AFRICA

L'Africa è un poema epico in esametri, in nove libri (ma con parti incompiute), sulle vicende conclusive della seconda guerra punica. Nei primi due libri, imitazione del Somnium Scipionis ciceroniano, a Scipione appaiono in sogno padre e zio (morti combattendo i Cartaginesi) che gli preannunciano le future glorie romane; in seguito Scipione cerca di ottenere l'appoggio del re dei Numidi Siface contro Annibale. Dopo una grossa lacuna, il libro V vede la sfortunata storia d'amore di Massinissa (alleato di Scipione) per Sofonisba (moglie dello sconfitto Siface): per volere di Scipione i due sono costretti a separarsi, e lo stesso Massinissa procura alla donna un veleno per non farla cadere in mano ai Romani.

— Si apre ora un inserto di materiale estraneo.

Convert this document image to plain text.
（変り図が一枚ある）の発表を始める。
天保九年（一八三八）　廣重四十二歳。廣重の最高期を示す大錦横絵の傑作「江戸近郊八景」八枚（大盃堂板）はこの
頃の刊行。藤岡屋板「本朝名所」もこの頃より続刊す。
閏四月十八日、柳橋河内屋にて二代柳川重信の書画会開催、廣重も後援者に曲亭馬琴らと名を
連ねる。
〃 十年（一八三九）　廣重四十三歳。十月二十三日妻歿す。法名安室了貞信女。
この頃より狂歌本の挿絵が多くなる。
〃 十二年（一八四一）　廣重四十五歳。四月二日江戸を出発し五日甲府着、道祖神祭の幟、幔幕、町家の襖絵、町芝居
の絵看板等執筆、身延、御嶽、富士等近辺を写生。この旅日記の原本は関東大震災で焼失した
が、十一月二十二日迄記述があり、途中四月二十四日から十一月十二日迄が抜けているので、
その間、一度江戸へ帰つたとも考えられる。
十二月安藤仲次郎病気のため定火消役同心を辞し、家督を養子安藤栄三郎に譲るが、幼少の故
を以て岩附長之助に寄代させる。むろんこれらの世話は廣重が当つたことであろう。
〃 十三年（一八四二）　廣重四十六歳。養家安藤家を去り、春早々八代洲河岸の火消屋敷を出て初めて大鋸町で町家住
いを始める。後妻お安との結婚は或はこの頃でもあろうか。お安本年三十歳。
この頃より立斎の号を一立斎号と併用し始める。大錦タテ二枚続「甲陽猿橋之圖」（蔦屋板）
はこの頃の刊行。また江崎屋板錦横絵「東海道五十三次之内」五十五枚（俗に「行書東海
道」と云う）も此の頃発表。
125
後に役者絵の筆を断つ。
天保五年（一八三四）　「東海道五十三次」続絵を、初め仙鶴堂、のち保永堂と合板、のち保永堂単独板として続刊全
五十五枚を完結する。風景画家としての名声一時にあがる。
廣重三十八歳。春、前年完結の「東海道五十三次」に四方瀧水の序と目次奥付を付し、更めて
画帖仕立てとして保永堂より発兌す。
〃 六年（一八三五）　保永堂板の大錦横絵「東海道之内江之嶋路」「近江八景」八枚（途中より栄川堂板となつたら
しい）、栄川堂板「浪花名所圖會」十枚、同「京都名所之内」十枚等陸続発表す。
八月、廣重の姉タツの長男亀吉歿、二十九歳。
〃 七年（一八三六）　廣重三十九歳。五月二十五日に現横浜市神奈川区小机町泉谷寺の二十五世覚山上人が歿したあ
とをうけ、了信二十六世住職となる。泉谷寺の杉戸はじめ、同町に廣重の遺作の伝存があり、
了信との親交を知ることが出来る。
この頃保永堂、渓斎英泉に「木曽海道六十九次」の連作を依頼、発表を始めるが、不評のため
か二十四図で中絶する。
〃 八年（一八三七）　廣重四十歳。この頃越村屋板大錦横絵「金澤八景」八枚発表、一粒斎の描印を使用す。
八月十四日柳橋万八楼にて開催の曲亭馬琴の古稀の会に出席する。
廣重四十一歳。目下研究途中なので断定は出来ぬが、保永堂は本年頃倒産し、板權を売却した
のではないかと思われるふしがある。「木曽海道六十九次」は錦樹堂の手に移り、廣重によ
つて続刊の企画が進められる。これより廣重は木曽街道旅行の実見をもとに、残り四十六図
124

Annibale torna dall'Italia, è sconfitto a Zama e fugge; Cartagine si arrende a Scipione, che alla fine rientra a Roma e celebra il suo trionfo.
La materia del poema deriva da Tito Livio, della cui terza deca rappresenta una sorta di messa in versi; l'ispirazione epica è invece virgiliana, come rivela la parentesi del libro V che corrisponde a quella, di esito parimenti tragico, dell'amore fra Enea e Didone nel libro IV dell'Eneide. Sembra certo che Petrarca non conobbe i Punica di Silio Italico, storia versificata della seconda guerra punica.
Stando alla Posteritati, la stesura dell'Africa ebbe inizio a Valchiusa nel 1338 o 1339 e venne proseguita fino a un certo stadio: forse il libro IV, dove cade la citata lacuna. La notizia che il giovane autore stava facendo rivivere l'epica classica ebbe immediata risonanza nei circoli letterari e (insieme ai buoni uffici dei Colonna) nel 1341 procurò a Petrarca l'incoronazione poetica; al re Roberto d'Angiò, che lo aveva esaminato prima della cerimonia, Petrarca volle dedicare il poema. Sempre secondo la Posteritati l'elaborazione riprese poco dopo, prima a Selvapiana e poi a Parma; ma il ritorno in Provenza nel 1342 e la morte di Roberto d'Angiò poco dopo segnarono una stasi che doveva diventare definitiva. L'ultimo deciso tentativo di portare a termine l'Africa ebbe luogo nel soggiorno provenzale del 1351-53; ma nelle testimonianze di quegli anni Petrarca, ormai rivolto a un tipo diverso di letteratura, si mostra diviso tra il desiderio di completare l'opera iniziata e il senso della vanità dell'impresa: è eloquente il finale del Secretum, dove all'esortazione di Agostino ("Abbandona l'Africa, lasciala ai suoi possessori: non aggiungerai gloria né al tuo Scipione né a te" (1) ) Francesco non sa dare ancora una risposta definitiva.
Una storia a parte è quella della diffusione dell'Africa durante la vita dell'autore: sebbene Petrarca si rifiutasse sempre di divulgarla, opponendo un rifiuto a richieste insistenti e anche autorevoli (fra cui quelle di Giovanni Boccaccio, che comunque poté visionare il poema a casa dell'amico), in due occasioni permise trascrizioni parziali. Dapprima, intorno al 1339-40, Pierre Bersuire trasse copia di un brano del libro III che descriveva le divinità pagane e che poi utilizzò per il suo Reductorium morale; in seguito, nel 1343, Barbato da Sulmona lesse e trascrisse un passo del libro VI, il soliloquio di Magone (fratello di Annibale) nell'imminenza della morte, che da allora ebbe una circolazione incontrollata. Essendogli giunta notizia di alcune critiche di convenienza stilistica che erano state mosse al brano, nel 1363 Petrarca rispose con una lettera a Boccaccio (Seniles II 1). Nella sua integrità l'Africa fu dunque pubblicata postuma.

(1) "Dimitte Africam, eamque possessoribus suis linque; nec Scipioni tuo nec tibi gloriam cumulabis".